LAWS(CAL)-1952-12-30

BABULAL BANIA Vs. BASUDEB DAS

Decided On December 05, 1952
Babulal Bania Appellant
V/S
BASUDEB DAS Respondents

JUDGEMENT

(1.) The only point requiring consideration, in this second appeal, is whether the learned munsif was right in refusing the defence prayer for stay of hearing of the suit, out of which this appeal arises and whether the decree passed by him in March, 1948, and the dismissal of the appeal therefrom by the learned subordinate Judge in February, 1949, are bad in law on account of such refusal.

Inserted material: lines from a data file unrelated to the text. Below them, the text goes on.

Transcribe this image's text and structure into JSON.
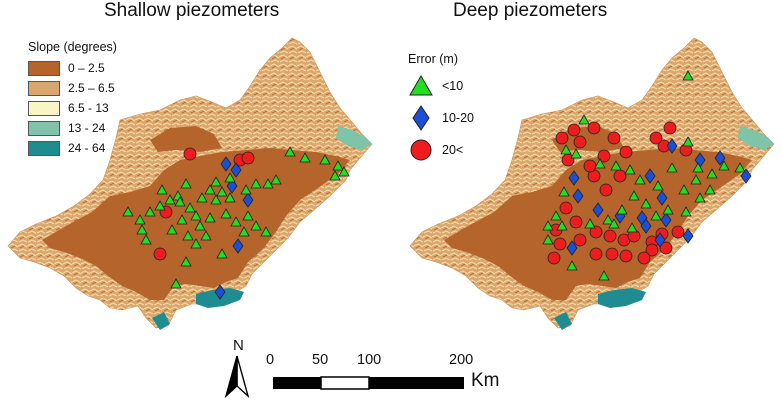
{
  "panels": {
    "left_title": "Shallow piezometers",
    "right_title": "Deep piezometers"
  },
  "slope_legend": {
    "title": "Slope (degrees)",
    "classes": [
      {
        "label": "0 – 2.5",
        "color": "#b5652b"
      },
      {
        "label": "2.5 – 6.5",
        "color": "#dba56e"
      },
      {
        "label": "6.5 - 13",
        "color": "#fbf4c4"
      },
      {
        "label": "13 - 24",
        "color": "#7fc3a8"
      },
      {
        "label": "24 - 64",
        "color": "#1e8c91"
      }
    ]
  },
  "error_legend": {
    "title": "Error (m)",
    "classes": [
      {
        "label": "<10",
        "symbol": "triangle",
        "color": "#22dd22"
      },
      {
        "label": "10-20",
        "symbol": "diamond",
        "color": "#1a4fd6"
      },
      {
        "label": "20<",
        "symbol": "circle",
        "color": "#ee1c1c"
      }
    ]
  },
  "north_arrow": {
    "label": "N"
  },
  "scale_bar": {
    "ticks": [
      "0",
      "50",
      "100",
      "200"
    ],
    "unit": "Km"
  }
}
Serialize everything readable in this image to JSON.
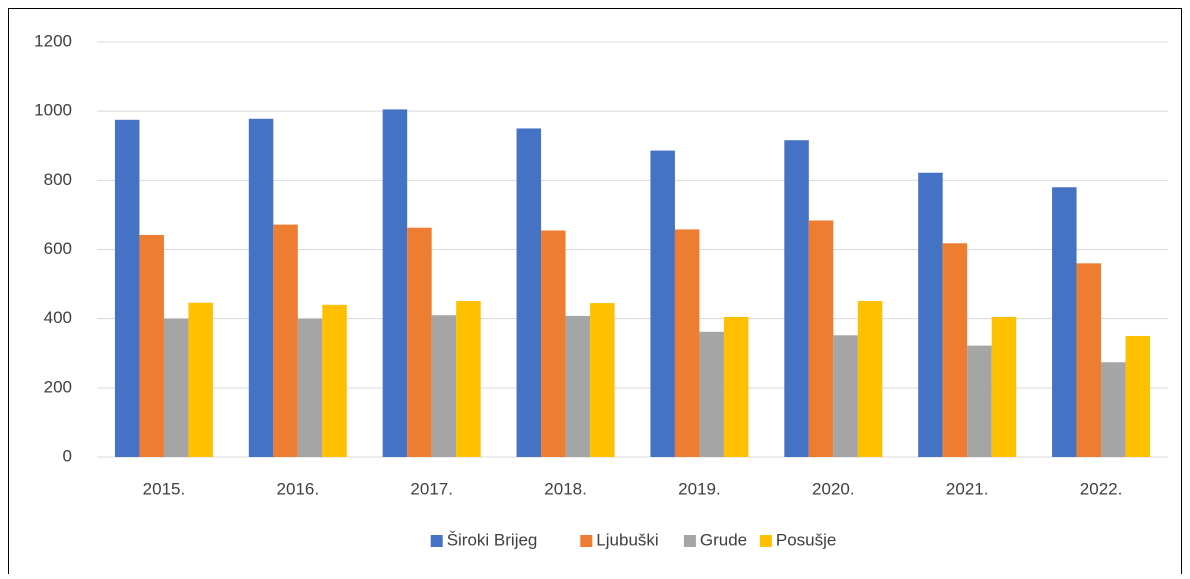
{
  "chart_data": {
    "type": "bar",
    "categories": [
      "2015.",
      "2016.",
      "2017.",
      "2018.",
      "2019.",
      "2020.",
      "2021.",
      "2022."
    ],
    "series": [
      {
        "name": "Široki Brijeg",
        "color": "#4472c4",
        "values": [
          975,
          978,
          1005,
          950,
          886,
          916,
          822,
          780
        ]
      },
      {
        "name": "Ljubuški",
        "color": "#ed7d31",
        "values": [
          642,
          672,
          663,
          655,
          658,
          684,
          618,
          560
        ]
      },
      {
        "name": "Grude",
        "color": "#a5a5a5",
        "values": [
          400,
          400,
          410,
          408,
          362,
          352,
          322,
          274
        ]
      },
      {
        "name": "Posušje",
        "color": "#ffc000",
        "values": [
          446,
          440,
          451,
          445,
          405,
          451,
          405,
          350
        ]
      }
    ],
    "ylim": [
      0,
      1200
    ],
    "yticks": [
      0,
      200,
      400,
      600,
      800,
      1000,
      1200
    ],
    "grid": true,
    "legend": "bottom"
  }
}
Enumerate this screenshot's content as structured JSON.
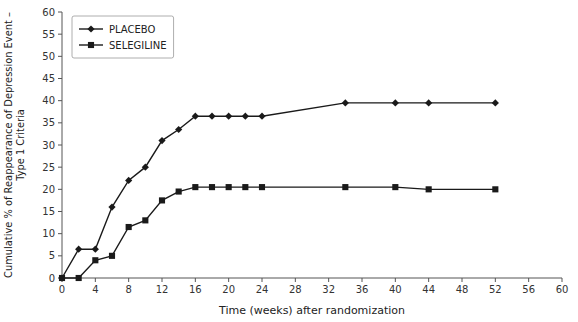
{
  "chart_data": {
    "type": "line",
    "x": [
      0,
      2,
      4,
      6,
      8,
      10,
      12,
      14,
      16,
      18,
      20,
      22,
      24,
      34,
      40,
      44,
      52
    ],
    "xlabel": "Time (weeks) after randomization",
    "ylabel": "Cumulative % of Reappearance of Depression Event –\nType 1 Criteria",
    "series": [
      {
        "name": "PLACEBO",
        "color": "#1a1a1a",
        "marker": "diamond",
        "values": [
          0,
          6.5,
          6.5,
          16,
          22,
          25,
          31,
          33.5,
          36.5,
          36.5,
          36.5,
          36.5,
          36.5,
          39.5,
          39.5,
          39.5,
          39.5
        ]
      },
      {
        "name": "SELEGILINE",
        "color": "#1a1a1a",
        "marker": "square",
        "values": [
          0,
          0,
          4,
          5,
          11.5,
          13,
          17.5,
          19.5,
          20.5,
          20.5,
          20.5,
          20.5,
          20.5,
          20.5,
          20.5,
          20.0,
          20.0
        ]
      }
    ],
    "xlim": [
      0,
      60
    ],
    "ylim": [
      0,
      60
    ],
    "xticks": [
      0,
      4,
      8,
      12,
      16,
      20,
      24,
      28,
      32,
      36,
      40,
      44,
      48,
      52,
      56,
      60
    ],
    "yticks": [
      0,
      5,
      10,
      15,
      20,
      25,
      30,
      35,
      40,
      45,
      50,
      55,
      60
    ],
    "grid": false,
    "legend": "upper left"
  }
}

(2.) The appeal arises out of a suit for ejectment and arrears of rent and mesne profits brought by the Plaintiff Respondent No. 1 against the Respondent No. 2 and the Appellant who were respectively Defendants Nos. 1 and 2 in the trial Court. Admittedly, the Plaintiff is the owner of the disputed land. Admittedly also, Defendant No. 1 Thakurani Dasi was, originally, a tenant under the Plaintiff in respect of the said land under a kabuliyat for a period of five years from Jaistha 1, 1339 B.S., to the end of Baisakh, 1343 B.S. After the expiry of the above term of five years Thakurani continued as a tenant at, what appears to be in effect, a reduced rental, and in or about the middle of Baisakh, 1352 B.S., corresponding to April, 1945, the Plaintiff served by registered post a notice to quit upon the tenant Thakurani asking for possession immediately on the expiry of Baisakh, 1352 B.S. On July 27, 1945, corresponding to Sraban, 1352 B.S., Defendant No. 1 Thakurani Dasi sold the huts on the disputed land to Defendant No. 2 Babulal, and on November 27, 1945, the present suit was instituted against the two Defendants claiming ejectment, arrears of rent and mesne profits.

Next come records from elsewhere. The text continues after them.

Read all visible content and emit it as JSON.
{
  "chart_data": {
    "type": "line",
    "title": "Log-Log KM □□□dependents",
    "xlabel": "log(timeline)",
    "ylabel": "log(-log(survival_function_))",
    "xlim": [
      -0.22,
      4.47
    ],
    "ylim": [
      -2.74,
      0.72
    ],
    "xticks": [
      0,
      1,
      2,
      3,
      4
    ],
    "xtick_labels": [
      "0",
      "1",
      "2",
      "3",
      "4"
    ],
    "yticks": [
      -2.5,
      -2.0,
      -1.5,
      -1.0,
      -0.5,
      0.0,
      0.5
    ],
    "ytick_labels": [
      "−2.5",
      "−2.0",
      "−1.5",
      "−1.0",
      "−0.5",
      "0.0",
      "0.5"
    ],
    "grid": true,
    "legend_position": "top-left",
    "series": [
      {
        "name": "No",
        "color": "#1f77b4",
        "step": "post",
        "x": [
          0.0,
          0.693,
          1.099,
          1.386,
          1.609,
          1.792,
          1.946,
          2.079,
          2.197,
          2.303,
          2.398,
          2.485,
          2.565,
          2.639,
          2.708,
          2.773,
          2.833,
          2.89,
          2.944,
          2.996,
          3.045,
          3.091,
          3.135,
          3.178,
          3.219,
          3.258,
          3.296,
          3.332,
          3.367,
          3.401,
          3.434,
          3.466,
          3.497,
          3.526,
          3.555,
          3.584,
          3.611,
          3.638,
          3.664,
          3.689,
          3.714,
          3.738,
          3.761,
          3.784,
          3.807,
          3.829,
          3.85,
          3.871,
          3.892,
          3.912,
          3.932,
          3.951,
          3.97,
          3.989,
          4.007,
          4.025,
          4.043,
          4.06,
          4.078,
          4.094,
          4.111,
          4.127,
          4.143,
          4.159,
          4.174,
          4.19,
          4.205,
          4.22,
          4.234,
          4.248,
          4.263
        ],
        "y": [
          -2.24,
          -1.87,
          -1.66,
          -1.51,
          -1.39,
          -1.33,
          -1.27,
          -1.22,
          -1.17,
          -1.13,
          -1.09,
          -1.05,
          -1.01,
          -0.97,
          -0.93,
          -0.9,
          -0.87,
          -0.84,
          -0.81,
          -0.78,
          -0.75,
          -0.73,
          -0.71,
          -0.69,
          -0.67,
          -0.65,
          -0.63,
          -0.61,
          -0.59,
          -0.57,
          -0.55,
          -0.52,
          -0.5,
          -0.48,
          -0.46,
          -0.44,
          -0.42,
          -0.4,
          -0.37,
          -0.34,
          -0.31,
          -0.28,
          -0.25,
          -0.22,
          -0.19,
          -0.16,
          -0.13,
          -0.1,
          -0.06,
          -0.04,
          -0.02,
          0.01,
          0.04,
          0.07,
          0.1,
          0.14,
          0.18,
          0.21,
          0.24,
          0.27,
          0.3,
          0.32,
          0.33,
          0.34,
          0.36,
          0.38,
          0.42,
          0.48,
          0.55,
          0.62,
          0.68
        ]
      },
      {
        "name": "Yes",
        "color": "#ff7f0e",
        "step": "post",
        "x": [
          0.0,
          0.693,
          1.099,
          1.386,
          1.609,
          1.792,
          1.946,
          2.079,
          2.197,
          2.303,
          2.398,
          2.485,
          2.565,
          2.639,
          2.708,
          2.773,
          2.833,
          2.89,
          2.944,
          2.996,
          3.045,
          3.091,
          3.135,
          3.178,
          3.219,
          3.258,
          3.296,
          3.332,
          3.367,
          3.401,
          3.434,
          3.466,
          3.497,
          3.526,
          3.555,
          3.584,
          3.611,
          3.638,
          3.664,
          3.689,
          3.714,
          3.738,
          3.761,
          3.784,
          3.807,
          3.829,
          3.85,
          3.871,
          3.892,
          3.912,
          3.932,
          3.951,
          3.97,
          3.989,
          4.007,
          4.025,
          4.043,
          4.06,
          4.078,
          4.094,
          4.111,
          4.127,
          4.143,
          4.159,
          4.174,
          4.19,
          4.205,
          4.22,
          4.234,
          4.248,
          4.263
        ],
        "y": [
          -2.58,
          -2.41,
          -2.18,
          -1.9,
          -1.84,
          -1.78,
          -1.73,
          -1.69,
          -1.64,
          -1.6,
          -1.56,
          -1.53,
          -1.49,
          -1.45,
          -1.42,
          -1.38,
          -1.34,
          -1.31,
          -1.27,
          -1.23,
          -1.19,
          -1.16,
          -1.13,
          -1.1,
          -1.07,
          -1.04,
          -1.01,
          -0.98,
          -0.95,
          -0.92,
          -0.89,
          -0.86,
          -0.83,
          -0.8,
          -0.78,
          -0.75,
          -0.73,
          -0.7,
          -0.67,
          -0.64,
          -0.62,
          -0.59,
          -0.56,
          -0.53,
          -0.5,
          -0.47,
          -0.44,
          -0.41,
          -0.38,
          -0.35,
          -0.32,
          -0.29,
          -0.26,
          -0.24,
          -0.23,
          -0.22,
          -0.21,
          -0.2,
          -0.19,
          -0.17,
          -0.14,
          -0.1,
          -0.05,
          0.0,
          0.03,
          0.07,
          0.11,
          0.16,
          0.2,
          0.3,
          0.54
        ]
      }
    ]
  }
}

(3.) There were various defences raised in the two separate written statements filed by the two Defendants, and originally there were five issues framed, chief of which related to the validity and effect of the notice to quit and the service thereof. The learned munsif found all the above issues in favour of the Plaintiff and his decision was accepted and maintained by the lower appellate Court and nothing could be placed before me to induce me to come to a different conclusion or to justify interference with the findings of the Courts below on those issues in this second appeal.